---- — Using the same debate tactics as presidential candidate Mitt Romney, vice-presidential candidate Paul Ryan attempted to sway voters with lies, half-truths and misstatement of facts during his debate with Vice President Joe Biden.
The actual impact of the Romney-Ryan plan would be 16 million seniors once again having to pay deductibles or co-pays for preventive care and paying $3.9 million in increased costs for prescriptions. In addition, their plan to significantly reduce Medicaid spending and shift the burden to the states and recipients would increase costs for the 9 million Americans who are dependent on Medicaid.
Again parroting Romney, Ryan attempted to trash the Department of Energy loan program for renewable power, claiming the loans went to "campaign contributors and special interest groups."

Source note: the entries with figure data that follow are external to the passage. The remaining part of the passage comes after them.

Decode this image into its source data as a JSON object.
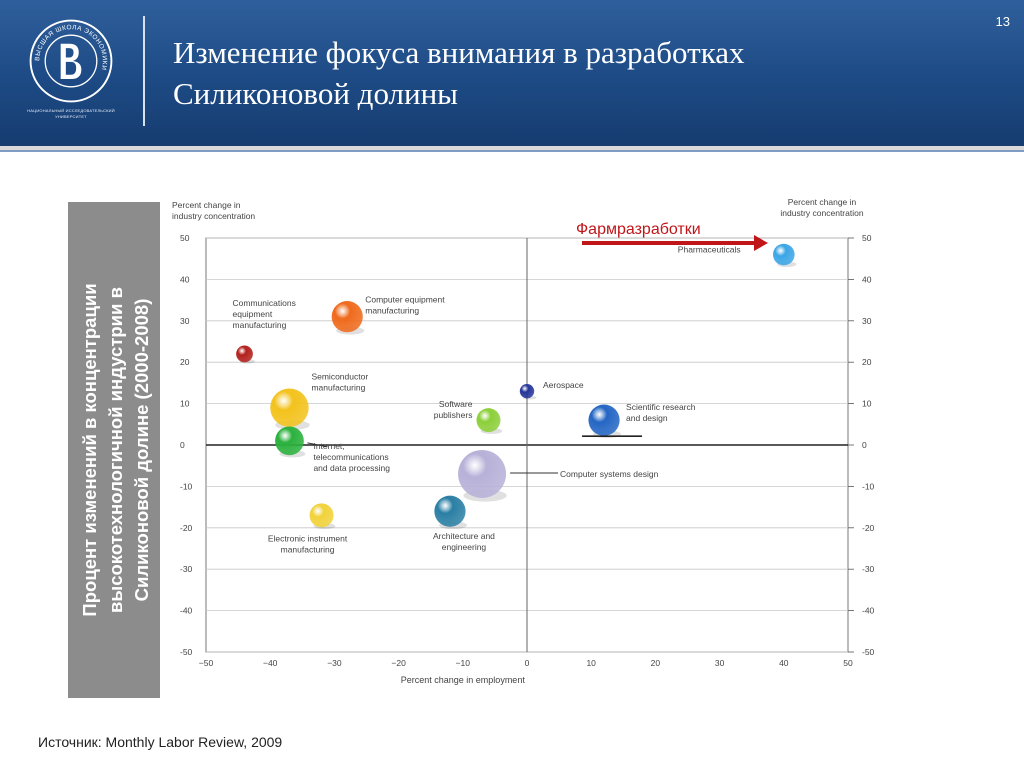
{
  "slide": {
    "number": "13",
    "title_line1": "Изменение фокуса внимания  в  разработках",
    "title_line2": "Силиконовой долины",
    "source": "Источник: Monthly Labor Review, 2009",
    "logo_caption_line1": "НАЦИОНАЛЬНЫЙ ИССЛЕДОВАТЕЛЬСКИЙ",
    "logo_caption_line2": "УНИВЕРСИТЕТ",
    "logo_ring_text": "ВЫСШАЯ ШКОЛА ЭКОНОМИКИ"
  },
  "colors": {
    "header": "#1d4a84",
    "side_band": "#8c8c8c",
    "highlight_arrow": "#c0161a",
    "highlight_text": "#c0161a"
  },
  "chart_data": {
    "type": "scatter",
    "subtype": "bubble",
    "ylabel_left": [
      "Percent change in",
      "industry concentration"
    ],
    "ylabel_right": [
      "Percent change in",
      "industry concentration"
    ],
    "xlabel": "Percent change in employment",
    "side_label": [
      "Процент изменений в концентрации",
      "высокотехнологичной индустрии в",
      "Силиконовой долине (2000-2008)"
    ],
    "xlim": [
      -50,
      50
    ],
    "ylim": [
      -50,
      50
    ],
    "x_ticks": [
      "−50",
      "−40",
      "−30",
      "−20",
      "−10",
      "0",
      "10",
      "20",
      "30",
      "40",
      "50"
    ],
    "y_ticks": [
      "50",
      "40",
      "30",
      "20",
      "10",
      "0",
      "-10",
      "-20",
      "-30",
      "-40",
      "-50"
    ],
    "grid": "horizontal",
    "highlight": {
      "label": "Фармразработки"
    },
    "points": [
      {
        "name": "Pharmaceuticals",
        "x": 40,
        "y": 46,
        "size": 0.9,
        "color": "#3ba6e6",
        "label_lines": [
          "Pharmaceuticals"
        ]
      },
      {
        "name": "Computer equipment manufacturing",
        "x": -28,
        "y": 31,
        "size": 1.3,
        "color": "#ef6a1c",
        "label_lines": [
          "Computer equipment",
          "manufacturing"
        ]
      },
      {
        "name": "Communications equipment manufacturing",
        "x": -44,
        "y": 22,
        "size": 0.7,
        "color": "#b3201c",
        "label_lines": [
          "Communications",
          "equipment",
          "manufacturing"
        ]
      },
      {
        "name": "Semiconductor manufacturing",
        "x": -37,
        "y": 9,
        "size": 1.6,
        "color": "#f3c21c",
        "label_lines": [
          "Semiconductor",
          "manufacturing"
        ]
      },
      {
        "name": "Internet, telecommunications and data processing",
        "x": -37,
        "y": 1,
        "size": 1.2,
        "color": "#2bb13d",
        "label_lines": [
          "Internet,",
          "telecommunications",
          "and data processing"
        ]
      },
      {
        "name": "Aerospace",
        "x": 0,
        "y": 13,
        "size": 0.6,
        "color": "#27379a",
        "label_lines": [
          "Aerospace"
        ]
      },
      {
        "name": "Software publishers",
        "x": -6,
        "y": 6,
        "size": 1.0,
        "color": "#8ccf3a",
        "label_lines": [
          "Software",
          "publishers"
        ]
      },
      {
        "name": "Scientific research and design",
        "x": 12,
        "y": 6,
        "size": 1.3,
        "color": "#2466c4",
        "label_lines": [
          "Scientific research",
          "and design"
        ]
      },
      {
        "name": "Computer systems design",
        "x": -7,
        "y": -7,
        "size": 2.0,
        "color": "#b7b1d8",
        "label_lines": [
          "Computer systems design"
        ]
      },
      {
        "name": "Architecture and engineering",
        "x": -12,
        "y": -16,
        "size": 1.3,
        "color": "#2a7fa4",
        "label_lines": [
          "Architecture and",
          "engineering"
        ]
      },
      {
        "name": "Electronic instrument manufacturing",
        "x": -32,
        "y": -17,
        "size": 1.0,
        "color": "#f1d23a",
        "label_lines": [
          "Electronic instrument",
          "manufacturing"
        ]
      }
    ]
  }
}
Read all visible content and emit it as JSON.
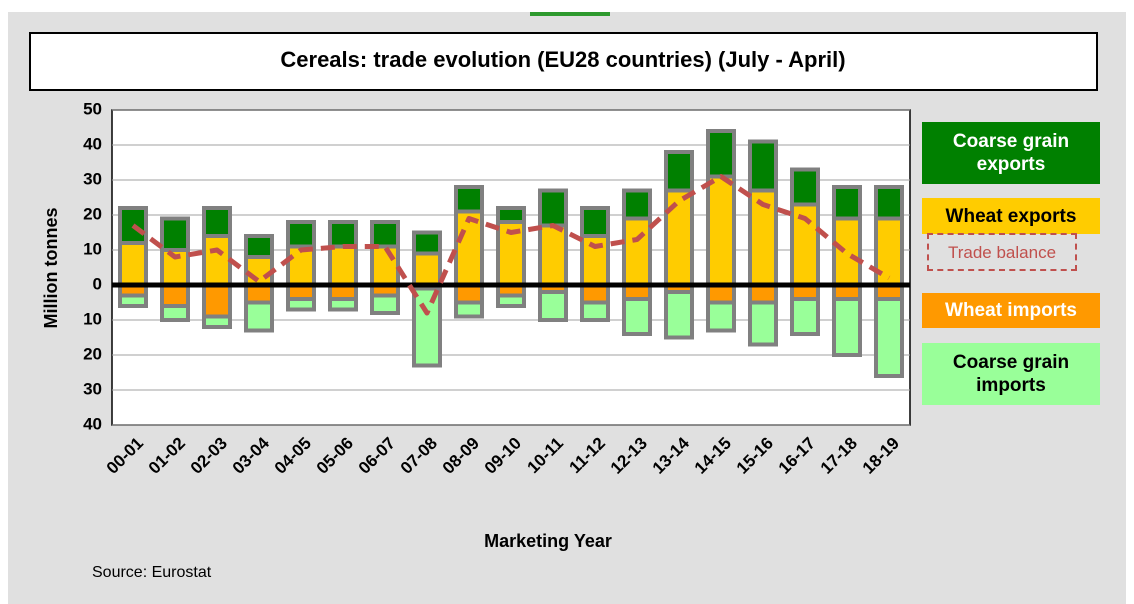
{
  "chart_data": {
    "type": "bar",
    "title": "Cereals: trade evolution (EU28 countries)  (July - April)",
    "y_label": "Million  tonnes",
    "x_label": "Marketing Year",
    "source": "Source: Eurostat",
    "categories": [
      "00-01",
      "01-02",
      "02-03",
      "03-04",
      "04-05",
      "05-06",
      "06-07",
      "07-08",
      "08-09",
      "09-10",
      "10-11",
      "11-12",
      "12-13",
      "13-14",
      "14-15",
      "15-16",
      "16-17",
      "17-18",
      "18-19"
    ],
    "series": [
      {
        "name": "Coarse grain exports",
        "type": "bar",
        "color": "#008000",
        "values": [
          10,
          9,
          8,
          6,
          7,
          7,
          7,
          6,
          7,
          4,
          10,
          8,
          8,
          11,
          13,
          14,
          10,
          9,
          9
        ]
      },
      {
        "name": "Wheat exports",
        "type": "bar",
        "color": "#ffcc00",
        "values": [
          12,
          10,
          14,
          8,
          11,
          11,
          11,
          9,
          21,
          18,
          17,
          14,
          19,
          27,
          31,
          27,
          23,
          19,
          19
        ]
      },
      {
        "name": "Trade balance",
        "type": "line",
        "color": "#c0504d",
        "values": [
          17,
          8,
          10,
          1,
          10,
          11,
          11,
          -8,
          19,
          15,
          17,
          11,
          13,
          24,
          31,
          23,
          19,
          9,
          2
        ]
      },
      {
        "name": "Wheat imports",
        "type": "bar",
        "color": "#ff9900",
        "values": [
          -3,
          -6,
          -9,
          -5,
          -4,
          -4,
          -3,
          -1,
          -5,
          -3,
          -2,
          -5,
          -4,
          -2,
          -5,
          -5,
          -4,
          -4,
          -4
        ]
      },
      {
        "name": "Coarse grain imports",
        "type": "bar",
        "color": "#99ff99",
        "values": [
          -3,
          -4,
          -3,
          -8,
          -3,
          -3,
          -5,
          -22,
          -4,
          -3,
          -8,
          -5,
          -10,
          -13,
          -8,
          -12,
          -10,
          -16,
          -22
        ]
      }
    ],
    "ylim": [
      -40,
      50
    ],
    "yticks": [
      {
        "value": -40,
        "label": "40"
      },
      {
        "value": -30,
        "label": "30"
      },
      {
        "value": -20,
        "label": "20"
      },
      {
        "value": -10,
        "label": "10"
      },
      0,
      10,
      20,
      30,
      40,
      50
    ],
    "grid": true
  }
}
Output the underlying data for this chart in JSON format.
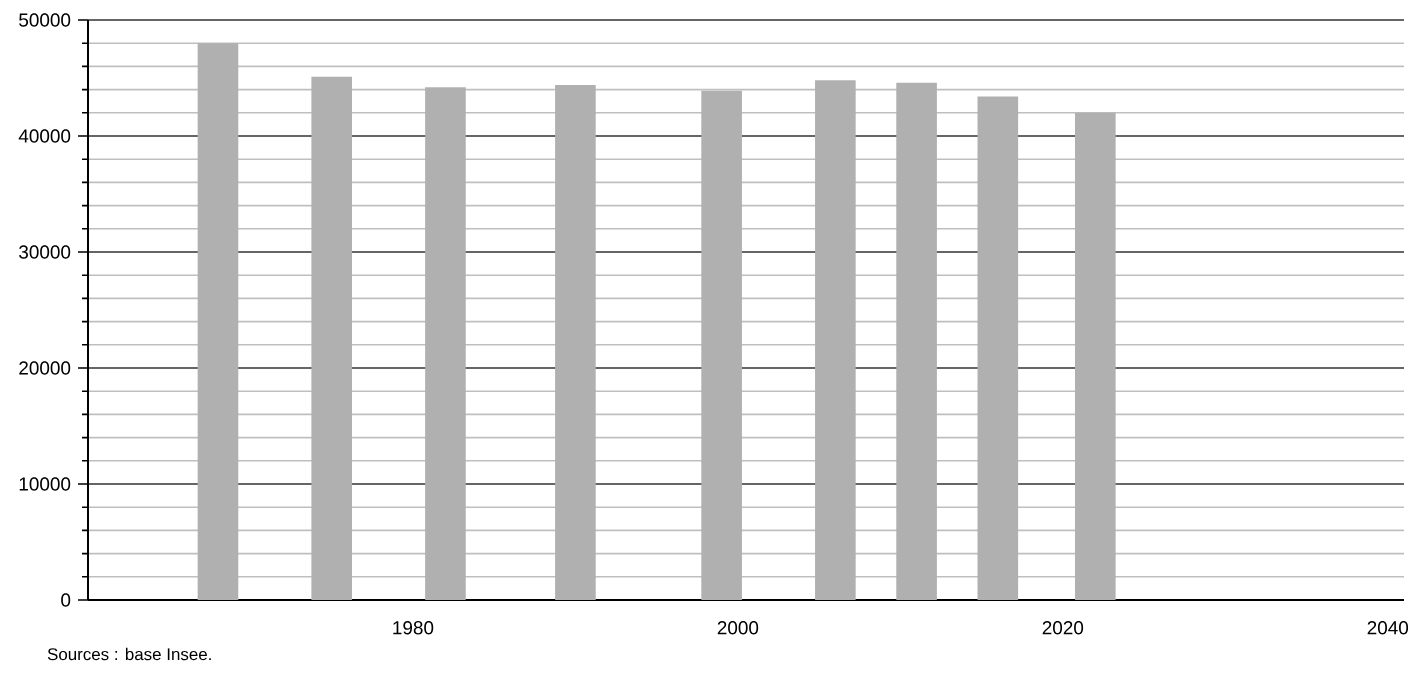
{
  "chart_data": {
    "type": "bar",
    "x": [
      1968,
      1975,
      1982,
      1990,
      1999,
      2006,
      2011,
      2016,
      2022
    ],
    "values": [
      48000,
      45100,
      44200,
      44400,
      43900,
      44800,
      44600,
      43400,
      42000
    ],
    "color": "#b0b0b0",
    "xlim": [
      1960,
      2041
    ],
    "xticks": [
      1980,
      2000,
      2020,
      2040
    ],
    "ylim": [
      0,
      50000
    ],
    "yticks": [
      0,
      {
        "value": 2000,
        "label": null
      },
      {
        "value": 4000,
        "label": null
      },
      {
        "value": 6000,
        "label": null
      },
      {
        "value": 8000,
        "label": null
      },
      10000,
      {
        "value": 12000,
        "label": null
      },
      {
        "value": 14000,
        "label": null
      },
      {
        "value": 16000,
        "label": null
      },
      {
        "value": 18000,
        "label": null
      },
      20000,
      {
        "value": 22000,
        "label": null
      },
      {
        "value": 24000,
        "label": null
      },
      {
        "value": 26000,
        "label": null
      },
      {
        "value": 28000,
        "label": null
      },
      30000,
      {
        "value": 32000,
        "label": null
      },
      {
        "value": 34000,
        "label": null
      },
      {
        "value": 36000,
        "label": null
      },
      {
        "value": 38000,
        "label": null
      },
      40000,
      {
        "value": 42000,
        "label": null
      },
      {
        "value": 44000,
        "label": null
      },
      {
        "value": 46000,
        "label": null
      },
      {
        "value": 48000,
        "label": null
      },
      50000
    ],
    "grid": "y",
    "annotations": [
      "Sources : base Insee."
    ]
  }
}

Multiple independent reviews of the program found no improprieties or any evidence that loans were steered to friends and family. In addition, Ryan himself sent four letters to the department requesting loan guarantees for his constituents.
Finally, Ryan doubled down on the claim that the Romney-Ryan plan for a 20 percent across-the-board tax cut without eliminating exemptions for the middle class and without increasing the federal deficit "is mathematically possible" and "has been done before." As the Tax Policy Center concluded, the Romney-Ryan plan can't both exempt middle-class families from tax cuts and remain revenue neutral.
Do we really want to go back to a Republican economic doctrine that has been tried over and over (think Reagan, Bush I, Bush II) and that has put us where we are now with the rich getting richer and the rest of us struggling to get by?